Giving Them The Power To Solve Their Own Problems

, , , | Right | December 1, 2018

(I work for a small IT service provider and I’ve just finished preparing a new computer for a customer. I had it here, installed the OS, requested software, and so on. The customer comes by and takes the computer home after I am finished. A while later, he calls.)

Me: “[Company], [My Name]. How can I help?”

Customer: “This is [Customer]. I just set up the computer you prepared for me. It does not work.”

Me: “Okay, can you start the remote maintenance program so I can connect to it and check it out?”

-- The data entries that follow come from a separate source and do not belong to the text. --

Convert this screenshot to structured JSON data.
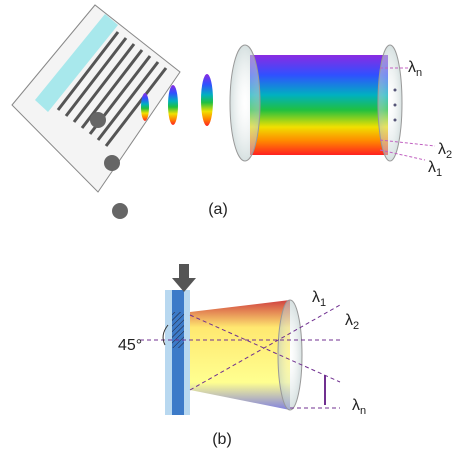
{
  "panel_a": {
    "caption": "(a)",
    "labels": [
      {
        "symbol": "λ",
        "sub": "n"
      },
      {
        "symbol": "λ",
        "sub": "2"
      },
      {
        "symbol": "λ",
        "sub": "1"
      }
    ]
  },
  "panel_b": {
    "caption": "(b)",
    "angle": "45°",
    "labels": [
      {
        "symbol": "λ",
        "sub": "1"
      },
      {
        "symbol": "λ",
        "sub": "2"
      },
      {
        "symbol": "λ",
        "sub": "n"
      }
    ]
  }
}
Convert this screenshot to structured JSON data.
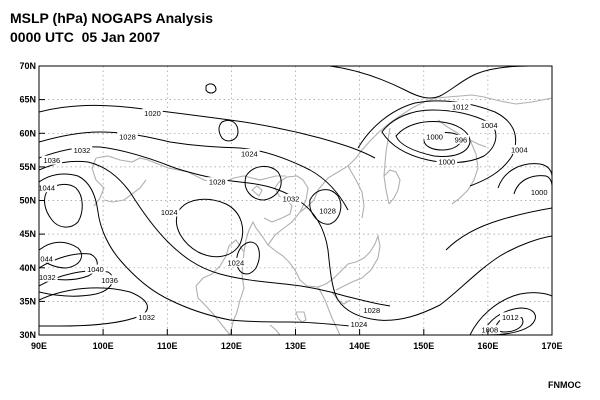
{
  "title": {
    "line1": "MSLP (hPa) NOGAPS Analysis",
    "line2": "0000 UTC  05 Jan 2007"
  },
  "credit": "FNMOC",
  "axes": {
    "lat_labels": [
      "70N",
      "65N",
      "60N",
      "55N",
      "50N",
      "45N",
      "40N",
      "35N",
      "30N"
    ],
    "lon_labels": [
      "90E",
      "100E",
      "110E",
      "120E",
      "130E",
      "140E",
      "150E",
      "160E",
      "170E"
    ]
  },
  "contour_labels": [
    {
      "text": "1020",
      "lon": 107.7,
      "lat": 63.0
    },
    {
      "text": "1028",
      "lon": 103.8,
      "lat": 59.5
    },
    {
      "text": "1032",
      "lon": 96.7,
      "lat": 57.5
    },
    {
      "text": "1036",
      "lon": 92.0,
      "lat": 56.0
    },
    {
      "text": "1044",
      "lon": 91.2,
      "lat": 51.9
    },
    {
      "text": "1024",
      "lon": 122.8,
      "lat": 57.0
    },
    {
      "text": "1028",
      "lon": 117.8,
      "lat": 52.8
    },
    {
      "text": "1024",
      "lon": 110.3,
      "lat": 48.3
    },
    {
      "text": "1032",
      "lon": 129.3,
      "lat": 50.3
    },
    {
      "text": "1028",
      "lon": 135.0,
      "lat": 48.5
    },
    {
      "text": "1024",
      "lon": 120.7,
      "lat": 40.8
    },
    {
      "text": "044",
      "lon": 91.2,
      "lat": 41.4
    },
    {
      "text": "1040",
      "lon": 98.8,
      "lat": 39.8
    },
    {
      "text": "1032",
      "lon": 91.3,
      "lat": 38.6
    },
    {
      "text": "1036",
      "lon": 101.0,
      "lat": 38.2
    },
    {
      "text": "1032",
      "lon": 106.8,
      "lat": 32.7
    },
    {
      "text": "1028",
      "lon": 141.9,
      "lat": 33.7
    },
    {
      "text": "1024",
      "lon": 139.9,
      "lat": 31.6
    },
    {
      "text": "1012",
      "lon": 155.7,
      "lat": 64.0
    },
    {
      "text": "1004",
      "lon": 160.2,
      "lat": 61.2
    },
    {
      "text": "1000",
      "lon": 151.7,
      "lat": 59.5
    },
    {
      "text": "996",
      "lon": 155.8,
      "lat": 59.1
    },
    {
      "text": "1004",
      "lon": 164.9,
      "lat": 57.6
    },
    {
      "text": "1000",
      "lon": 153.6,
      "lat": 55.8
    },
    {
      "text": "1000",
      "lon": 168.0,
      "lat": 51.3
    },
    {
      "text": "1012",
      "lon": 163.5,
      "lat": 32.7
    },
    {
      "text": "1008",
      "lon": 160.3,
      "lat": 30.8
    }
  ]
}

Customer: “No! It does not work!”

Me: “Wait… You mean you can’t start it?”

Customer: “Yes! That’s what I said. You sold me a broken computer!”

Me: “Well, it is a brand-new computer and it worked just fine a few hours ago. Did you connect the power cable?”

Customer: “Of course I did!”

Me: “Okay, did you flick the main switch in the back like I showed you?”

Customer: “Yes, I did! It still doesn’t work! It’s broken! I’ll bring it back. Now I have to crawl back under the table!”

Me: “I could come over and…”

Customer: “No! I’ll bring it back! I don’t want a broken computer!”

Me: “Okay. I’ll be here until six pm. I’m sorry about the problems.”

(The customer hangs up. A few minutes later the phone rings again.)

Me: “[Company], [My Name]. How can I help?”

Customer: “This is [Customer] again. Well… the computer works now.”

Me: “Oh? What was the problem?”

Customer: “When I use a multiple-extension outlet, it might be a good idea to actually turn the thing on.”

(The customer apologized for getting mad at me. I stayed on the phone with him while he checked if everything worked, in case he needed further assistance.)